Tinker glanced at the plan-covered board and back to Lain. Strange. She thought Lain was fairly intelligent. "I told you. Creating infrastructure."

"You've commandeered workers from all the enclaves, and I'm sure you're working them without pay. The EIA director is in a froth about missing evidence, the department of transportation supervisor complained that you've hijacked one of their dump trucks, and the police say you've taken a Peterbilt truck from the impound."

"I needed a lot of stuff."

"Why are you doing this?"

Tinker jabbed a finger at her plans. "I'm creating infrastructure !"

Lain caught her hands, held them tight. "Why?"

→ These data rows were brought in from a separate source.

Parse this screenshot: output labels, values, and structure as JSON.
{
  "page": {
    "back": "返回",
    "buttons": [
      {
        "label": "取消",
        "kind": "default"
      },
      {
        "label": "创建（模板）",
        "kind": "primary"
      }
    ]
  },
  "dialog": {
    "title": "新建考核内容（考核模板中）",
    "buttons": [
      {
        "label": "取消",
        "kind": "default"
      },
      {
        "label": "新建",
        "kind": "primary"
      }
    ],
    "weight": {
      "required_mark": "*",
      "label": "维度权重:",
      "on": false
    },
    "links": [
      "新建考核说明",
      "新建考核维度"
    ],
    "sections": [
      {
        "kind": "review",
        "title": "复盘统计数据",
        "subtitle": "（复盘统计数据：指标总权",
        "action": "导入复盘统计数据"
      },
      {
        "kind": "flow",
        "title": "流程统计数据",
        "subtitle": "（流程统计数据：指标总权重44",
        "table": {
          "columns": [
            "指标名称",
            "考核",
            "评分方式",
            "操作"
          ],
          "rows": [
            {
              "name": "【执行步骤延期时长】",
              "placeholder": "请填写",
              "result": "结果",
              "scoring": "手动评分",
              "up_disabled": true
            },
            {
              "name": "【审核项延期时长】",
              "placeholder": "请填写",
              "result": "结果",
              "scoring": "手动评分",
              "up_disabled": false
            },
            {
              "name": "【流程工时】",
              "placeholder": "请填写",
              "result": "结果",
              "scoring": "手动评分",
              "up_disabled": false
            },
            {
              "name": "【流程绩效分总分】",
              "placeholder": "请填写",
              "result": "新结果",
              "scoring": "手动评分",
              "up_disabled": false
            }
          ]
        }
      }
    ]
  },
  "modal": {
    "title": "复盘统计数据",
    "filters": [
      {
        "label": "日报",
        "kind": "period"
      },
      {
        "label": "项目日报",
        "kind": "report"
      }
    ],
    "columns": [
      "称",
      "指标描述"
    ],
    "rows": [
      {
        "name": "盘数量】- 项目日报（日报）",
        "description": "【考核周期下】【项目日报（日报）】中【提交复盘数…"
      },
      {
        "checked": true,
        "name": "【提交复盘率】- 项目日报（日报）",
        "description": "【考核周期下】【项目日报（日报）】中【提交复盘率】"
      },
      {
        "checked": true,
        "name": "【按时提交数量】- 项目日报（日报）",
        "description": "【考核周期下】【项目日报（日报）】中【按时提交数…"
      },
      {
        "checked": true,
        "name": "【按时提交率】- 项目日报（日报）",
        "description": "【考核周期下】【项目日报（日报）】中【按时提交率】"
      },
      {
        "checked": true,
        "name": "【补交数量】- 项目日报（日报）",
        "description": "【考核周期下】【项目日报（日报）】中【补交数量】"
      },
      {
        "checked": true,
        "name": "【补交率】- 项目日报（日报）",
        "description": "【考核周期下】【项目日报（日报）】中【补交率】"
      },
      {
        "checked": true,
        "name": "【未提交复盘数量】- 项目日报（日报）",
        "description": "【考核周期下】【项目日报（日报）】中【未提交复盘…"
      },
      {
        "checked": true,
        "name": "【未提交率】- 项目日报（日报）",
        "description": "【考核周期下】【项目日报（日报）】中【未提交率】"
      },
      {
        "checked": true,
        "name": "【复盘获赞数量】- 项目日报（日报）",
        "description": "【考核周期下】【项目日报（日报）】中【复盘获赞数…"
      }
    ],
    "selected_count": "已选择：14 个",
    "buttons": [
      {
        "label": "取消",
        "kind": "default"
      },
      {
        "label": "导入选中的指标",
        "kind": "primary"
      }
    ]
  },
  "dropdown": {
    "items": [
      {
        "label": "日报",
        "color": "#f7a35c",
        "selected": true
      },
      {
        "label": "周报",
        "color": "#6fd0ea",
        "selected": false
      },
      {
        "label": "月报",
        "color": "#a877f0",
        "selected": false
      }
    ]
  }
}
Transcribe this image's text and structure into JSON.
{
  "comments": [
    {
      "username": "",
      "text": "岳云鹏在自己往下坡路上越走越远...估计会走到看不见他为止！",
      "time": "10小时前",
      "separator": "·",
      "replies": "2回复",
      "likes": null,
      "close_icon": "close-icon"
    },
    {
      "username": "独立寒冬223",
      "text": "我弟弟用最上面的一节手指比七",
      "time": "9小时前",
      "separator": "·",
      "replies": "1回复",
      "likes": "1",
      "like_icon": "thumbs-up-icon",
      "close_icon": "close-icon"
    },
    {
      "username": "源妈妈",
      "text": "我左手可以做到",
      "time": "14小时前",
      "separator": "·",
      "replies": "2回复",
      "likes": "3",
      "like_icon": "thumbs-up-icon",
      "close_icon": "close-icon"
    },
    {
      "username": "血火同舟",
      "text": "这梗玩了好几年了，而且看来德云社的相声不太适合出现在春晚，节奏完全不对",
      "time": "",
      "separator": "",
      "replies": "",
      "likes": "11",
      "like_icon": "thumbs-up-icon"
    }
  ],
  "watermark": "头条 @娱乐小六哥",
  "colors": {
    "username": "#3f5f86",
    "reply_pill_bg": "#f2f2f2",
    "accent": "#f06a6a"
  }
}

"Because it's not there. Twenty years of Pittsburgh being on Elfhome, and everything is still in Pittsburgh. Elfhome has the train and some boats, and that's it."

"That is not why. Why are you doing it, in this manner?"

"Because obviously no one else is going to do it, or it would already be done."

"Have you considered that the reason why might be because the elves don't want it on Elfhome?"

"I don't care what they want. I want it. I'm not going to spend another day without a computer, let alone three weeks, or a century, or millennia. Maybe this is why I'm the damn pivot. I say 'enough already, get with the program' and when the oni comes, my Elfhome Internet saves the day."